Kalanı milli gelirimiz hazinenin üzerine yük olarak kalıyor.
Minareyi çalan kılıfına uyduruyor! Bu projeler bu işin
kılıfıdır!
Evet, bizlere hazır müşteri gibi bakılan, kullanmadığımız
halde her birimizden, milli gelirimizden ödeneği alınan, yanlış güzergahta inşa
edilip göçmen kuşların göç yolunda doğanın katledildiği ve ilk yağmurda su
altında kalan 29 yılda toplam 205 milyar Euro yandaşa bırakılan havaalanı
olmasaydı, ne olurdu? Ne olurdu hemen söyleyeyim…
İzmir’imizin nüfusunda olan işsiz yurttaşlarımıza yeni iş
sahaları açılır, fabrika olmayan bölgelerimizde fabrika açardık.
410 adet okulumuzu sıfırdan inşa eder, taşımalı eğitimle
yollarda perişan olan evlatlarımızı, kendi köylerinde, sıcak sınıflarda okuturduk.
453 milyar dolar olan dış borcumuzun büyük kısmını kapatır,
dışa bağımlılığımızı minimuma indirebilirdik.
Bir de köprü ve otoyol hikayemiz var! İki yakayı bir araya
getirmesi gerekirken, yine vatandaşın, yine bizlerin boynuna dolanan!
Son %20lik zamla tarihi rekor kıran ve ‘geçsen de geçmesen
de senin, bizlerin cebimizden çıkan vergisi ile can yakan otoyol ve köprü
ücretleri yine yandaşın cebini dolduruyor. Yandaş büyüyor, vatandaş her gün
soyulmaya devam ediliyor.
Tarihimizin en büyük kara deliği olacak olan; 25 yılda
kamuya 142.4 milyar lira zarar ettirecek 30 şehir hastanesinin amacı sağlıklı
toplum yaratmak değil; sağlığımızı dahi kötü emelleri için kullanıp rant elde
etmektir.
1 şehir hastanesi maliyeti ile 1200 yataklı 29 hastane
açılabilecekken; şehirden uzak bölgelere açılan hastaneler devletimizin
kalbine, vatandaşımızın sağlığına atılan birer darbedir.
Halk sağlığı temelli sağlık politikası uzun yılladır yok
edilmiş durumda. Bu hastaneler bir avuç azınlığı mutlu eden bir düzen projesidir.
Sağlık şirketleşti. Sağlığımız tekellere teslim edildi.
Peki tekellere teslim edilen her birimizin serveti olan
142.4 milyar dolar ile ne yapabilirdik?
862 adet tam teşekküllü hastaneyi ülkemize kazandırır. 1-2
ay hastayı tedavi olmak için bekleten randevu sistemini ortadan kaldırırdık.
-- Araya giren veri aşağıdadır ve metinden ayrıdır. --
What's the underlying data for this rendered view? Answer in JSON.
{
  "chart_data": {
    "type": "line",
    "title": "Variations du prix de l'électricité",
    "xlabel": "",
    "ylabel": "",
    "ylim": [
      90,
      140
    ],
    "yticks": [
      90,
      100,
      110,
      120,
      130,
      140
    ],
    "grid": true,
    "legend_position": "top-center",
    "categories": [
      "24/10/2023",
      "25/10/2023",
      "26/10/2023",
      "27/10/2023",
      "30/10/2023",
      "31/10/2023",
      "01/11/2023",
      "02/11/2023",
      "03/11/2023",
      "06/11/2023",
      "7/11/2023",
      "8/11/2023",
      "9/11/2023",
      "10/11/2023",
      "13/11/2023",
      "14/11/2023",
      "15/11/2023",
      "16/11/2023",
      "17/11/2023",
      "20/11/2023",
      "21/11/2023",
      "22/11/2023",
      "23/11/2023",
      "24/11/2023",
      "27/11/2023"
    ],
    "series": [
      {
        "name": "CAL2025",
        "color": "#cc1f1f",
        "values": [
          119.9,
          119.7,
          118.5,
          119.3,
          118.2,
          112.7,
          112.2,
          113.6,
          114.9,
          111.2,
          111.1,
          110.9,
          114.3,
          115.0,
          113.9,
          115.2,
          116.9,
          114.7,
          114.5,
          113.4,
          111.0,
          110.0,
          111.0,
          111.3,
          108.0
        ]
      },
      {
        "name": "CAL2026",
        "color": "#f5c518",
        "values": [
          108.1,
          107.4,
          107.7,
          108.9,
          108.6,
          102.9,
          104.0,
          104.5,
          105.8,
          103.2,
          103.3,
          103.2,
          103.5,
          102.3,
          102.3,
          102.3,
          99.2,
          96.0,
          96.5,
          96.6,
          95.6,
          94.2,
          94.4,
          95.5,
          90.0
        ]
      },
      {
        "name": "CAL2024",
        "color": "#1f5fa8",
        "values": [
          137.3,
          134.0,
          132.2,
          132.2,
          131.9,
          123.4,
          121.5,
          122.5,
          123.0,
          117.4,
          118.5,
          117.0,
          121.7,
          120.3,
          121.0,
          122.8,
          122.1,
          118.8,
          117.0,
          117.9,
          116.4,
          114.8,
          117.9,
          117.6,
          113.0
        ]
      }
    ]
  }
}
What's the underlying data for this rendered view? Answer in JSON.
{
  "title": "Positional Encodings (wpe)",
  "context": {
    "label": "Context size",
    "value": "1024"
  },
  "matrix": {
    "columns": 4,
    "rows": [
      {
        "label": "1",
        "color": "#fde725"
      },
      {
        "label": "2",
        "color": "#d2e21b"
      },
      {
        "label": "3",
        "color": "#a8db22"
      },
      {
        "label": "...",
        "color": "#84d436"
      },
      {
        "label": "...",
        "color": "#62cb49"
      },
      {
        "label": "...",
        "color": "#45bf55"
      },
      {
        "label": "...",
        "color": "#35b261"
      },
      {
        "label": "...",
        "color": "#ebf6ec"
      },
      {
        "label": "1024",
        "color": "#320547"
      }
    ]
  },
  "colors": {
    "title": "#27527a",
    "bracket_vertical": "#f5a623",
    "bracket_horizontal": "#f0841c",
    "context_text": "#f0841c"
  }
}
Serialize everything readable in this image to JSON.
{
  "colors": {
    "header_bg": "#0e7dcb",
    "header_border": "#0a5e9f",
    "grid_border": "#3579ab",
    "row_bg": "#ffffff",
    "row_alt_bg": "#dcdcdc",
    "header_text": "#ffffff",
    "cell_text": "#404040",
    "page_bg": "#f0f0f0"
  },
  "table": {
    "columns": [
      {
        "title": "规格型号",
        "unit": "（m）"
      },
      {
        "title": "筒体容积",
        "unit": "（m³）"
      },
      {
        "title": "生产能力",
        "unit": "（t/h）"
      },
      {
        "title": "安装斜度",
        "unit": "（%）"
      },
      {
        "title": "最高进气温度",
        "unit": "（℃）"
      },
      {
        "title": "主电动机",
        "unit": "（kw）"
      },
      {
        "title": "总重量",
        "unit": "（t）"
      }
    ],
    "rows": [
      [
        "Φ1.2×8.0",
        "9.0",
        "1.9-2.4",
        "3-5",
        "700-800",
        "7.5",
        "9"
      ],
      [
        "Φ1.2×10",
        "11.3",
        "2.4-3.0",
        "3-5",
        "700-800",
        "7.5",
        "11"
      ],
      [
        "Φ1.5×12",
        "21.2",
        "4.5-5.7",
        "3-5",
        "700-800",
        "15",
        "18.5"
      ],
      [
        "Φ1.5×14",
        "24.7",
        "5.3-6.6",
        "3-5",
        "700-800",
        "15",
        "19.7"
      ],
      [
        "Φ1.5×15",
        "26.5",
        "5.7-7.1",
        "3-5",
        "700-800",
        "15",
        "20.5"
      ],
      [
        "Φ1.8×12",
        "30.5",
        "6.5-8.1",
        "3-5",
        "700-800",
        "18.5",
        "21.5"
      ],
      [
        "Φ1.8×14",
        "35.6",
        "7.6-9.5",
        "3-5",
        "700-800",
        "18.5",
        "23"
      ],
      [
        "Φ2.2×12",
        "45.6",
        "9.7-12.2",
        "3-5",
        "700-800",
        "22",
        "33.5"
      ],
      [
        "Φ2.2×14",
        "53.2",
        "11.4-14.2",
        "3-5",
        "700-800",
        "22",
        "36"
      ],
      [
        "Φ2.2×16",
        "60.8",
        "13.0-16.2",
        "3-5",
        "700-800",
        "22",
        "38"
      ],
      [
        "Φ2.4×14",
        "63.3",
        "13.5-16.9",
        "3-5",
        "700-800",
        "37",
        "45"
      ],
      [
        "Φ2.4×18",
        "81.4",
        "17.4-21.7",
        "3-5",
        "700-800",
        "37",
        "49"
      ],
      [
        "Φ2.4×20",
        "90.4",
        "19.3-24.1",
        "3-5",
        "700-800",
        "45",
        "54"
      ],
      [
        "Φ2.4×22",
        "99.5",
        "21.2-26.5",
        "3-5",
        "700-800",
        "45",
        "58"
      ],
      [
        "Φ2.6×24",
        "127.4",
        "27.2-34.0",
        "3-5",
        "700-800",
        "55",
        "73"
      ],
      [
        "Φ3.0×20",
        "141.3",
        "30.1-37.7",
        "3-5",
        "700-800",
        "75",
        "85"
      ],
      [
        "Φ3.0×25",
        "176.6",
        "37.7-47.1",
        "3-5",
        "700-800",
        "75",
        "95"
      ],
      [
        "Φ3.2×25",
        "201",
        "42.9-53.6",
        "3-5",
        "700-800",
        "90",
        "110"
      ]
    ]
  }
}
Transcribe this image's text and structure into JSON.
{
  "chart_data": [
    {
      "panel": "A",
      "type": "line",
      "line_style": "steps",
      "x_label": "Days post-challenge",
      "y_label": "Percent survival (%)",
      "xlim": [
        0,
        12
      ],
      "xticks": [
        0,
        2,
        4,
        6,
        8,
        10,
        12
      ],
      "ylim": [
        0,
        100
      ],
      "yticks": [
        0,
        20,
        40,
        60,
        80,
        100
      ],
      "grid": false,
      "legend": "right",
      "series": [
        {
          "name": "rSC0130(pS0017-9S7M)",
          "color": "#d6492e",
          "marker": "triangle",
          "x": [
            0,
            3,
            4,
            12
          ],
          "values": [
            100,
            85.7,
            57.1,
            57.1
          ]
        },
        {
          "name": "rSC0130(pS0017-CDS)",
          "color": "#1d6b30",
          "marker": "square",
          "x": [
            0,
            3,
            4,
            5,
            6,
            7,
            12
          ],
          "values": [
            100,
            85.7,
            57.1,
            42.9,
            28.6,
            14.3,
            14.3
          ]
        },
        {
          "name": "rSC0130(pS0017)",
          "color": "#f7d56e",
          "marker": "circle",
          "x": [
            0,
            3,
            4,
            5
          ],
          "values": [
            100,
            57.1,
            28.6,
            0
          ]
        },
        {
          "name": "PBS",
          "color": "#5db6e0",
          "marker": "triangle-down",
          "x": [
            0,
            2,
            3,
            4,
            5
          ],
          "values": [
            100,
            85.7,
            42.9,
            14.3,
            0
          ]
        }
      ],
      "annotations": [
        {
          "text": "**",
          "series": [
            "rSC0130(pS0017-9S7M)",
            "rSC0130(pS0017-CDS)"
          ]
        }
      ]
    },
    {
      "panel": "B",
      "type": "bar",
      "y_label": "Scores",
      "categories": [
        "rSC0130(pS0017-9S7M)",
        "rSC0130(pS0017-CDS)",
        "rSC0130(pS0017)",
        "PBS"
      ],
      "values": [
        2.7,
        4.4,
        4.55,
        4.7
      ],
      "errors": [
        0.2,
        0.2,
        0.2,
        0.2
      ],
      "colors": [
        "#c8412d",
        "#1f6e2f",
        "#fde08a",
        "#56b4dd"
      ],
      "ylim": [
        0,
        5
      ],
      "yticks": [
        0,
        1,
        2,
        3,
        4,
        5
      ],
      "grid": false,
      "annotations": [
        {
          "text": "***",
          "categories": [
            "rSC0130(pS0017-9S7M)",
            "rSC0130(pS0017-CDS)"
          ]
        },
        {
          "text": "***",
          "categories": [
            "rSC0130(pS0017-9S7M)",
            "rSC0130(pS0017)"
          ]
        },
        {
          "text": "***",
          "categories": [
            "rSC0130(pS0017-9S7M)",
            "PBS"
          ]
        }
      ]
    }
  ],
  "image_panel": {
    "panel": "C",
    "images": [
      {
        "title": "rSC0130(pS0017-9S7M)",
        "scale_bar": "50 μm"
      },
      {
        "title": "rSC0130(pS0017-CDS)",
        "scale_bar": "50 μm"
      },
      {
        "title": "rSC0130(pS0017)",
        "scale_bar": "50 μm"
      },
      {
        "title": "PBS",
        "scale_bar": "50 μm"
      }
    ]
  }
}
İlaç ödeneği olmayan kanser ve MS hastalığı gibi birçok
hastalığın ilacının devlet tarafından karşılanmasını sağlar, zaten yükü omzunu
aşmış vatandaşımıza destek olabilirdik.
Sağlıkta devrim yaratır; geçici sağlık sigortası gibi
mantıksız bir anlayış yerine, herkes
için eşit sağlık hizmeti mantığını ülkemize kazandırırdık
Yoksulluk sınırının 7229 Türk Lirasına, açlık sınırının da
2219 Türk Lirasına yükseldiği ülkemizde her hane 2324 Türk Lirası asgari ücret
ile yaşamaya çalışıyor. Her hanenin mutfağında yangın var! Her geçen gün artan
intiharların sebebi de işte bu yangın!...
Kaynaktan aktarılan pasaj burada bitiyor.